Commanders and leaders
- Abu Muslim Ziyad ibn Salih: Sharik ibn Shaikh †

Strength
- 20,500: 30,000

Casualties and losses
- Unknown: Almost all the rebels

= Sharik ibn Shaikh's Rebellion =

The Sharik ibn Shaikh's Rebellion was an 8th-century uprising in Bukhara against the newly established Abbasid Caliphate. Occurring in 750, shortly after the Abbasid Revolution, the revolt was fueled by widespread socioeconomic discontent in the region of Transoxiana.

== Background ==
Despite the transition from Umayyad to Abbasid rule, the local population saw no improvement in their living conditions, suffering under the dual taxation and "predation" of both Arab administrators and the indigenous Bukhar Khudah. Exploiting this unrest, Sharik ibn Shaikh organized a local force and launched an open rebellion against Arab authority.
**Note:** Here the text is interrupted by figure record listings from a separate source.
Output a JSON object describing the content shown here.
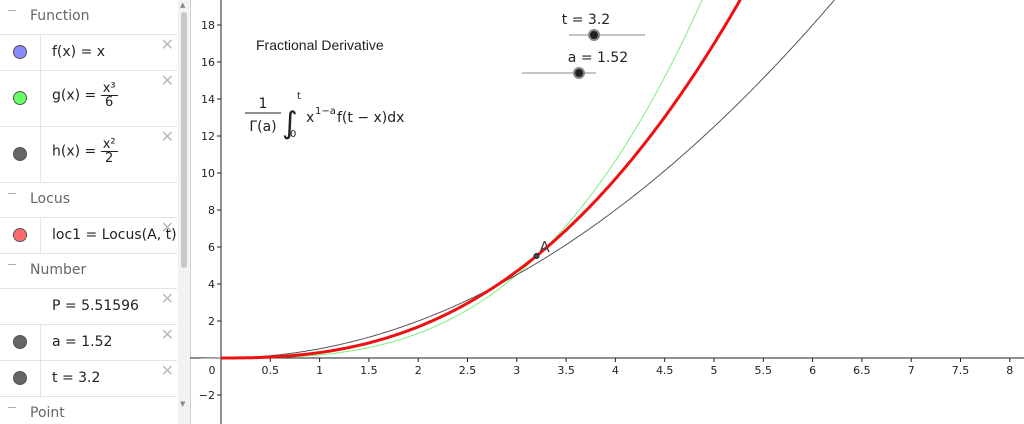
{
  "algebra": {
    "groups": [
      {
        "title": "Function"
      },
      {
        "title": "Locus"
      },
      {
        "title": "Number"
      },
      {
        "title": "Point"
      }
    ],
    "items": [
      {
        "lhs": "f(x) = x",
        "color": "#8a8aff"
      },
      {
        "lhs": "g(x) = ",
        "num": "x³",
        "den": "6",
        "color": "#66ff66"
      },
      {
        "lhs": "h(x) = ",
        "num": "x²",
        "den": "2",
        "color": "#666666"
      },
      {
        "lhs": "loc1 = Locus(A, t)",
        "color": "#ff6b6b"
      },
      {
        "lhs": "P = 5.51596"
      },
      {
        "lhs": "a = 1.52",
        "color": "#666666"
      },
      {
        "lhs": "t = 3.2",
        "color": "#666666"
      }
    ],
    "delete_symbol": "✕",
    "collapse_symbol": "−"
  },
  "graph": {
    "title": "Fractional Derivative",
    "formula": {
      "coef_num": "1",
      "coef_den": "Γ(a)",
      "integral": "∫",
      "upper": "t",
      "lower": "0",
      "body": "x",
      "exp": "1−a",
      "rest": "f(t − x)dx"
    },
    "sliders": [
      {
        "label": "t = 3.2",
        "value": 3.2,
        "min": 0,
        "max": 5
      },
      {
        "label": "a = 1.52",
        "value": 1.52,
        "min": 0,
        "max": 2
      }
    ],
    "point": {
      "label": "A",
      "x": 3.2,
      "y": 5.51596
    }
  },
  "chart_data": {
    "type": "line",
    "x_ticks": [
      0,
      0.5,
      1,
      1.5,
      2,
      2.5,
      3,
      3.5,
      4,
      4.5,
      5,
      5.5,
      6,
      6.5,
      7,
      7.5,
      8
    ],
    "x_tick_labels": [
      "0",
      "0.5",
      "1",
      "1.5",
      "2",
      "2.5",
      "3",
      "3.5",
      "4",
      "4.5",
      "5",
      "5.5",
      "6",
      "6.5",
      "7",
      "7.5",
      "8"
    ],
    "y_ticks": [
      -2,
      2,
      4,
      6,
      8,
      10,
      12,
      14,
      16,
      18
    ],
    "y_tick_labels": [
      "−2",
      "2",
      "4",
      "6",
      "8",
      "10",
      "12",
      "14",
      "16",
      "18"
    ],
    "xlim": [
      -0.2,
      8.3
    ],
    "ylim": [
      -2.5,
      19.3
    ],
    "series": [
      {
        "id": "g",
        "color": "#7cf07c",
        "width": 1,
        "fn": "x^3/6"
      },
      {
        "id": "h",
        "color": "#555555",
        "width": 1,
        "fn": "x^2/2"
      },
      {
        "id": "loc1",
        "color": "#ee1111",
        "width": 3,
        "fn": "x^2.52/Gamma(3.52)"
      }
    ]
  }
}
The insurrection was ultimately suppressed by an army led by Ziyad ibn Salih, dispatched by the Governor of Khorasan to restore Abbasid control over the region.

== Rebellion ==
Following initial defeats, Ziyad ibn Salih secured a decisive victory through a flanking maneuver that resulted in the death of Sharik ibn Shaikh and the burning of Bukhara for three days. Despite a deceptive offer of amnesty which led to the execution of Sharik's son the population remained in hiding, prompting a final bloody assault by Abbasid forces. The campaign concluded with the systematic execution of survivors and the total occupation of the devastated, depopulated city. Following the suppression of Bukhara, Ziyad ibn Salih advanced to Samarkand to eliminate the remaining rebel factions and followers of Sharik ibn Shaikh. After conducting a final massacre of the insurgents, he crossed the Amu Darya and returned to Khorasan, effectively concluding the Abbasid military expedition in Transoxiana.